Can we please get away from this requirement of a "Voltage Stabiliser". All flat panel TVs have a voltage stabiliser, which is the first component to receive power inside the cabinet. A battery is the most effective smoothing device that you can fit and there are very few that can exceed 13V in use. As most motorhomes will shut down at 10.8V, it is impossible to damage a modern TV if it is connected to a battery supply. Fitting an external power supply will also increase power consumption.
Even if the battery were connected to a powered charger and was showing a charging voltage of 14.3V, the TV would cope with it for exactly the reasons shown above.
If you want the facts talk to the people who make them and not the ones with an interest in selling either the TV or the accessories. Not only have I spoken to the manufacturers, I work with them every day.
Gerry


----------



## jedi

GerryD said:


> Can we please get away from this requirement of a "Voltage Stabiliser".
> Gerry


Could an expert come on and clear this up as it would seem companies like avtex who incorporeate voltage stabiliser and those that make them are not expets.

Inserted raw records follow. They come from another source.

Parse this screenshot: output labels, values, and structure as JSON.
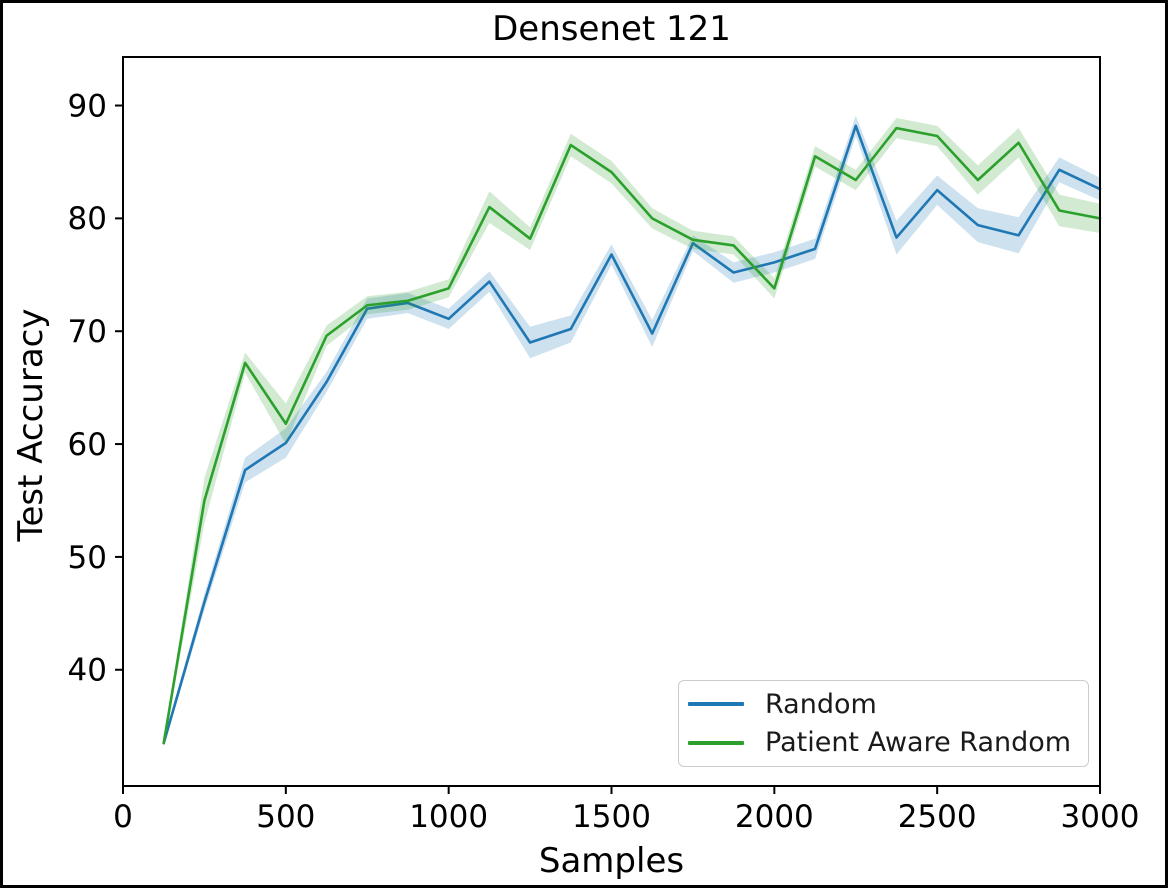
{
  "title": "Densenet 121",
  "axes": {
    "xlabel": "Samples",
    "ylabel": "Test Accuracy",
    "x_ticks": [
      0,
      500,
      1000,
      1500,
      2000,
      2500,
      3000
    ],
    "y_ticks": [
      40,
      50,
      60,
      70,
      80,
      90
    ]
  },
  "colors": {
    "random": "#1f77b4",
    "patient_aware_random": "#2ca02c",
    "spine": "#000000",
    "legend_border": "#cccccc",
    "text": "#000000"
  },
  "chart_data": {
    "type": "line",
    "title": "Densenet 121",
    "xlabel": "Samples",
    "ylabel": "Test Accuracy",
    "xlim": [
      0,
      3000
    ],
    "ylim": [
      29.7,
      94.3
    ],
    "x_ticks": [
      0,
      500,
      1000,
      1500,
      2000,
      2500,
      3000
    ],
    "y_ticks": [
      40,
      50,
      60,
      70,
      80,
      90
    ],
    "grid": false,
    "legend_position": "lower right",
    "x": [
      125,
      250,
      375,
      500,
      625,
      750,
      875,
      1000,
      1125,
      1250,
      1375,
      1500,
      1625,
      1750,
      1875,
      2000,
      2125,
      2250,
      2375,
      2500,
      2625,
      2750,
      2875,
      3000
    ],
    "series": [
      {
        "name": "Random",
        "color": "#1f77b4",
        "values": [
          33.5,
          46.0,
          57.7,
          60.1,
          65.5,
          72.0,
          72.5,
          71.1,
          74.4,
          69.0,
          70.2,
          76.8,
          69.8,
          77.8,
          75.2,
          76.1,
          77.3,
          88.2,
          78.3,
          82.5,
          79.4,
          78.5,
          84.3,
          82.6
        ],
        "band_halfwidth": [
          0.3,
          0.7,
          1.1,
          1.3,
          0.9,
          0.9,
          0.9,
          0.9,
          0.9,
          1.4,
          1.2,
          0.9,
          1.2,
          0.7,
          0.9,
          0.9,
          0.9,
          0.9,
          1.5,
          1.3,
          1.5,
          1.6,
          1.1,
          1.0
        ]
      },
      {
        "name": "Patient Aware Random",
        "color": "#2ca02c",
        "values": [
          33.5,
          55.0,
          67.2,
          61.8,
          69.6,
          72.3,
          72.7,
          73.8,
          81.0,
          78.2,
          86.5,
          84.1,
          80.0,
          78.1,
          77.6,
          73.8,
          85.5,
          83.4,
          88.0,
          87.3,
          83.4,
          86.7,
          80.7,
          80.0
        ],
        "band_halfwidth": [
          0.2,
          2.0,
          0.9,
          1.8,
          0.9,
          0.8,
          0.8,
          0.8,
          1.4,
          1.0,
          1.0,
          1.0,
          0.9,
          0.8,
          0.8,
          0.9,
          0.9,
          0.9,
          0.9,
          0.9,
          1.3,
          1.3,
          1.4,
          1.3
        ]
      }
    ]
  }
}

Seriously I have never heard that it isn't needed before.
Jed

Ps I'm really just trying to see if I can master this quote button!


----------



## Ken38

GerryD said:


> Can we please get away from this requirement of a "Voltage Stabiliser". All flat panel TVs have a voltage stabiliser, which is the first component to receive power inside the cabinet.


Looking at the evidence on this site, most drives me to believe Gerry is right. There seem to lot's of TVs run directly off the battery out there.

Modern cars are full of electronics and any nasty spikes would probably wreck everything so the TV is probably safe.

But the battery voltage will swing more than Gerry suggests. For example when initially connected to an EHU the smart charger will boost the voltage to about 14.4V until the battery gets to about 80% charge and then it will back off to about 13.5V but I still think most 12V TVs will be fine.

Joe Public will see 12volt and plug it into his caravan for sure. So if they were blowing up all over the place Watchdog would be on the trail.

So I will be going commando, no stabilser!


----------



## jonandjules

We have an Avtex dvd combi in the bedroom and it is OK, although the dvd player sometimes won't play certain discs. BUT - the price for them is much too much. I know that it is convenient to have the tv and dvd in the same box but they then share teh same power supply and we definately find these players slow to react.

So, for the lounge we have gone down the LED route and bought a 22" Samsung for about 200. No, it is not 12V but it only uses about 30 watts so a small inverter is all that is needed. We are currently running the TV, the DVD and the Sky box through a Waeco 300w inverter.

Also, these slim LED TVs are very light.

We bought one of the matching Samsung DVD players that hides away in a cabinet - when the dvd and tv are connected via HDMI the TV remote controls the dvd player through the TV.

We rate these Samsung TVs so much we have bought a 19" for our bedroom at home and a 32" for our lounge at home. The picture quality is amazing and unlike the Avtex you can see the image from almost any angle.

Here are the links :

TV http://www.amazon.co.uk/gp/product/B003DNSJ2W/ref=oss_product

DVD http://www.amazon.co.uk/gp/product/B001UEJL3C/ref=oss_product

I know that you were asking about 12V TVs but these really are an 'interesting' alternative, much better quality and cheaper!


----------